Prüfungsangst, Leistungsdruck oder Zukunftssorgen. Viele Studenten plagen psychische Probleme. „
Die neuen Bachelor-Studiengänge erhöhen den gefühlten Stress“, erklärt der Generalsekretär des
Deutschen Studentenwerkes Achim Meyer auf der Heyde. Immer mehr suchen deshalb professionelle
Hilfe, wie eine aktuelle Studie beweist. Allein im vergangenen Jahr nutzten ihr zufolge 20 Prozent
mehr Studenten die psychologischen und sozialen Beratungsangebote des Studentenwerkes.
Aber nicht alle finden den Mut, sich helfen zu lassen. Viele bleiben lieber anonym. Wer seinen
Kummer aber trotzdem von der Seele reden möchte, kann ab sofort bei der Dresdner Nightline anrufen.
Bei dem Telefonservice sitzen jeden Dienstag, Donnerstag und Sonntag von 21Uhr bis 1 Uhr zwei
Studenten am anderen Ende der Leitung und hören bei Problemen zu. Ein Anruf kostet dabei so viel
wie ein normales Stadtgespräch. „Bis jetzt sind es hauptsächlich Psychologiestudenten, die dabei
sind“, sagt der 24-jährige Initiator Peter Kleinke. Sie wollen bei der Nightline vor allem
praktische Erfahrungen sammeln und die Theorie aus der Vorlesung testen. „Aber es können auch alle
anderen Studenten mitmachen“, erklärt der Werkstoffwissenschaften-Student.

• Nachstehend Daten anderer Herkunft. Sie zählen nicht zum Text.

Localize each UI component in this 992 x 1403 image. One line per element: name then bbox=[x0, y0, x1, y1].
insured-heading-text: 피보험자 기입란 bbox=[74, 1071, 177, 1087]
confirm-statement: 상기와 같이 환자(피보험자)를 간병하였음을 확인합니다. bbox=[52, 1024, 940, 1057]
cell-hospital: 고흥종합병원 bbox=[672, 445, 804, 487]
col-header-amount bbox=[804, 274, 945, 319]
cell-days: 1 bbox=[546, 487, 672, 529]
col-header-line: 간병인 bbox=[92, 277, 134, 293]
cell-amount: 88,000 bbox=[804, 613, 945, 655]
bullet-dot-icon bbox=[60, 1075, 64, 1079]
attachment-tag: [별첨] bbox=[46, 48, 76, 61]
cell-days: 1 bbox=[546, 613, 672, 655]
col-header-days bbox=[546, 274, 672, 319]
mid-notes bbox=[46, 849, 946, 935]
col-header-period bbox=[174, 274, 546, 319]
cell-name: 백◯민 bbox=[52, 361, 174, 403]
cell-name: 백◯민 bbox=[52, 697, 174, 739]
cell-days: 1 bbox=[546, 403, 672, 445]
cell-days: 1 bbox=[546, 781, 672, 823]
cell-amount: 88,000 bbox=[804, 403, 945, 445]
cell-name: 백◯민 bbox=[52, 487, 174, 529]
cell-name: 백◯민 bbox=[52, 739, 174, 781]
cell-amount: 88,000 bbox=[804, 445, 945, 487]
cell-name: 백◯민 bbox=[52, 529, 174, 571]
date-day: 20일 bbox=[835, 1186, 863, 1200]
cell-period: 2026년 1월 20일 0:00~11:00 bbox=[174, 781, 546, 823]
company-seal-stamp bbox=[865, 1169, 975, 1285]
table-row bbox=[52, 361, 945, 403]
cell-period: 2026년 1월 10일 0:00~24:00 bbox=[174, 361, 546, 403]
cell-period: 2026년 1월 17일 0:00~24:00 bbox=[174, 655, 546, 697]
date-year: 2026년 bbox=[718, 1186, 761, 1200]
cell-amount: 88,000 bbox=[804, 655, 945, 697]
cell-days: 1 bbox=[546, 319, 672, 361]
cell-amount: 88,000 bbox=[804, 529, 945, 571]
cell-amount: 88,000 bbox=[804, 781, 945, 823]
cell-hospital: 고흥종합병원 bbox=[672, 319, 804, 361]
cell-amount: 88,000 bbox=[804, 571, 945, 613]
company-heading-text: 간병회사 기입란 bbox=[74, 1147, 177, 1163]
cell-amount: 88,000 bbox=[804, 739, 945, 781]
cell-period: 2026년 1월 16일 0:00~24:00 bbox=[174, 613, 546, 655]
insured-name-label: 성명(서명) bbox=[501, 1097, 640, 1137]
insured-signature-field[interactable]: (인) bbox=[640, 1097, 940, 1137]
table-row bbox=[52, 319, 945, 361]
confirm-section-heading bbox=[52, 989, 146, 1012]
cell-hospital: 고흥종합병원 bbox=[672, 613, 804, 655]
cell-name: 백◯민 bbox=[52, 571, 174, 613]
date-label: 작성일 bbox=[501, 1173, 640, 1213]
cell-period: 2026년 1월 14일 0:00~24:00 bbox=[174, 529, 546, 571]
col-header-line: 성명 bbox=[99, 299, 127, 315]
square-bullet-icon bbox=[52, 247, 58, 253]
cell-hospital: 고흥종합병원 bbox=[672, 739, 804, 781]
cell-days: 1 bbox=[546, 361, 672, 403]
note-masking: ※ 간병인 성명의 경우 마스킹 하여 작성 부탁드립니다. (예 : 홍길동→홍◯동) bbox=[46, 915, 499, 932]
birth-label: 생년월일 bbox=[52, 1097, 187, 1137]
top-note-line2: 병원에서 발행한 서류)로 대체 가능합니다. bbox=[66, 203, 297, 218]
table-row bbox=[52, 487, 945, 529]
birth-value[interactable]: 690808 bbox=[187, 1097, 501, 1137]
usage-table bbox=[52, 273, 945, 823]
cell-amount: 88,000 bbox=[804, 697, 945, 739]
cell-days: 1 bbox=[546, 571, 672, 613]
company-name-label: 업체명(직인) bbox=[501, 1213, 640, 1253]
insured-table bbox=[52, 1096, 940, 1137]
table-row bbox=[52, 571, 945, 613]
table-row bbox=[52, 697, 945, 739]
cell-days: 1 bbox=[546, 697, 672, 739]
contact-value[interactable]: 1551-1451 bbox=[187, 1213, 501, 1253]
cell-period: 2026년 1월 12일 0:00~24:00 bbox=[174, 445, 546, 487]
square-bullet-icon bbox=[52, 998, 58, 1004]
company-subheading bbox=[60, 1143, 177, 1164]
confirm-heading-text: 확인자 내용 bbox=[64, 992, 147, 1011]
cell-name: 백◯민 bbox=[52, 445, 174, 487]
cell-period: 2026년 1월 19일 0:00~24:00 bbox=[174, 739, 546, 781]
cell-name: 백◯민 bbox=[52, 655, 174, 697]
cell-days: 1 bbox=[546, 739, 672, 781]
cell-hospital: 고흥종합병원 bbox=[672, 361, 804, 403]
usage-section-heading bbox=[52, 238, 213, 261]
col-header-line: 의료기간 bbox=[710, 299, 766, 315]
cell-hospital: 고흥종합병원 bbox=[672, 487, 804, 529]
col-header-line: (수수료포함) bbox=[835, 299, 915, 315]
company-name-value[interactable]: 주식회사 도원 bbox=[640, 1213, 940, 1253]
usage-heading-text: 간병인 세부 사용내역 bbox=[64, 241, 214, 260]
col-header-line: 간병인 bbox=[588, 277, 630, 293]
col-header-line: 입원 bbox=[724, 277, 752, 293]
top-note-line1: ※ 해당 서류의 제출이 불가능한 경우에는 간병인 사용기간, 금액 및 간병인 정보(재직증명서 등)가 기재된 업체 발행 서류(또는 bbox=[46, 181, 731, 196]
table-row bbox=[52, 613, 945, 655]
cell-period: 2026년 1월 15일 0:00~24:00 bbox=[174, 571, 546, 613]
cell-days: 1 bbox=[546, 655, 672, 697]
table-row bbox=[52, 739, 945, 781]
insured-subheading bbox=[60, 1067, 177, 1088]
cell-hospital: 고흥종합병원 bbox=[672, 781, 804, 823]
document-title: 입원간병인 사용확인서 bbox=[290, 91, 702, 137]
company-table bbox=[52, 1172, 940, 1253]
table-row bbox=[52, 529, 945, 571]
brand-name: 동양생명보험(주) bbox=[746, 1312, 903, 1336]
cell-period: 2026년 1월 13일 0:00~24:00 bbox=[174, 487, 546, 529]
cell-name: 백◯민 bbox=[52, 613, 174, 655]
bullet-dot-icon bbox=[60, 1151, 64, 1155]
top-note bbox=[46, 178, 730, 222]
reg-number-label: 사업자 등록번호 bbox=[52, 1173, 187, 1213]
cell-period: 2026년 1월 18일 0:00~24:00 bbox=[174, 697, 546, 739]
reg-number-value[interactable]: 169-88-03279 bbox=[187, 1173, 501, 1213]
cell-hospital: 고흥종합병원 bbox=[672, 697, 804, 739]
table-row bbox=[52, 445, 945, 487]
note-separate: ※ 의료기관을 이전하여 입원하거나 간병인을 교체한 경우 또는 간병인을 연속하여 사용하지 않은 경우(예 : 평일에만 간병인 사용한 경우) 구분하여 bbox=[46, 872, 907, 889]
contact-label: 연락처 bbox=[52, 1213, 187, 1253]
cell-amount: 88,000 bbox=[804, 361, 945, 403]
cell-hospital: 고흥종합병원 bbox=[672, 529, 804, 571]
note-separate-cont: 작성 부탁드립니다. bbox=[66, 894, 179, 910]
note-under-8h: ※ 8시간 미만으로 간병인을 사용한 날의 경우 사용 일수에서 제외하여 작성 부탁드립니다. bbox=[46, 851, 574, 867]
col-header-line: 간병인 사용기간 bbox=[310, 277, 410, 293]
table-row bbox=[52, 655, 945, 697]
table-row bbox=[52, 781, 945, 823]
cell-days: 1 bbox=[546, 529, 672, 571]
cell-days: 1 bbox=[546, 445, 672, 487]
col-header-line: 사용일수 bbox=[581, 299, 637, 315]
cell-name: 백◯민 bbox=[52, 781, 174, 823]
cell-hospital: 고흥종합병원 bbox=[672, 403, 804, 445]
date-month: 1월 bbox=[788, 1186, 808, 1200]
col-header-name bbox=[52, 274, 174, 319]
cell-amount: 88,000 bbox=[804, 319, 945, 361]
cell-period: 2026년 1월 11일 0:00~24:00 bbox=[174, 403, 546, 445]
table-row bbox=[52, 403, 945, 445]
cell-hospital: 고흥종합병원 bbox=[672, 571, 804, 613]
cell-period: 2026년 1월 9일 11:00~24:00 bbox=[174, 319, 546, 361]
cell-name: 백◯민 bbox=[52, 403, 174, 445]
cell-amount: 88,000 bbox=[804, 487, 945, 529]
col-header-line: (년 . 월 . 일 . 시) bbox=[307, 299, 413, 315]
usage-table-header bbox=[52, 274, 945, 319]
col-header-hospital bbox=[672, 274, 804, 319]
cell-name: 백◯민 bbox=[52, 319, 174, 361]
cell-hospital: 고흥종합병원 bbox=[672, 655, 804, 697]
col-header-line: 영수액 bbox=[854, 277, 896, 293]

Peter weiß, dass die Studenten sicher nicht für jedes Problem eine Lösung finden können. „Aber
die Nightline wird jedem um Rat Suchenden die volle Aufmerksamkeit schenken“, sagt Peter. Er betont
auch, dass sich das Projekt nicht nur um Probleme im Studienalltag kümmert, sondern auch beim Krach
in der WG oder bei Heimweh der richtige Ansprechpartner ist. Die Idee für so eine Hotline ist nicht
neu. Vor allem in den USA sind sie weit verbreitet. Auch in deutschen Städten wie Heidelberg,
Freiburg und Hamburg haben sie mittlerweile großen Erfolg. Deshalb wollte die Dresdner
Studentenstiftung auch in der sächsischen Landeshauptstadt so einen Service anbieten.
Die Umsetzung begann mit dem Campuslauf im vergangenen Semester. Dieser von der
Studentenstiftung organisierte Wettbewerb ermöglichte die Startfinanzierung. „Weitere Sponsoren
werden trotzdem dringend gesucht, sonst können wir die Schulungen und technischen Geräte nicht
dauerhaft finanzieren“, erklärt Peter. Bei den Lehrgängen vermitteln Profis das nötige Wissen.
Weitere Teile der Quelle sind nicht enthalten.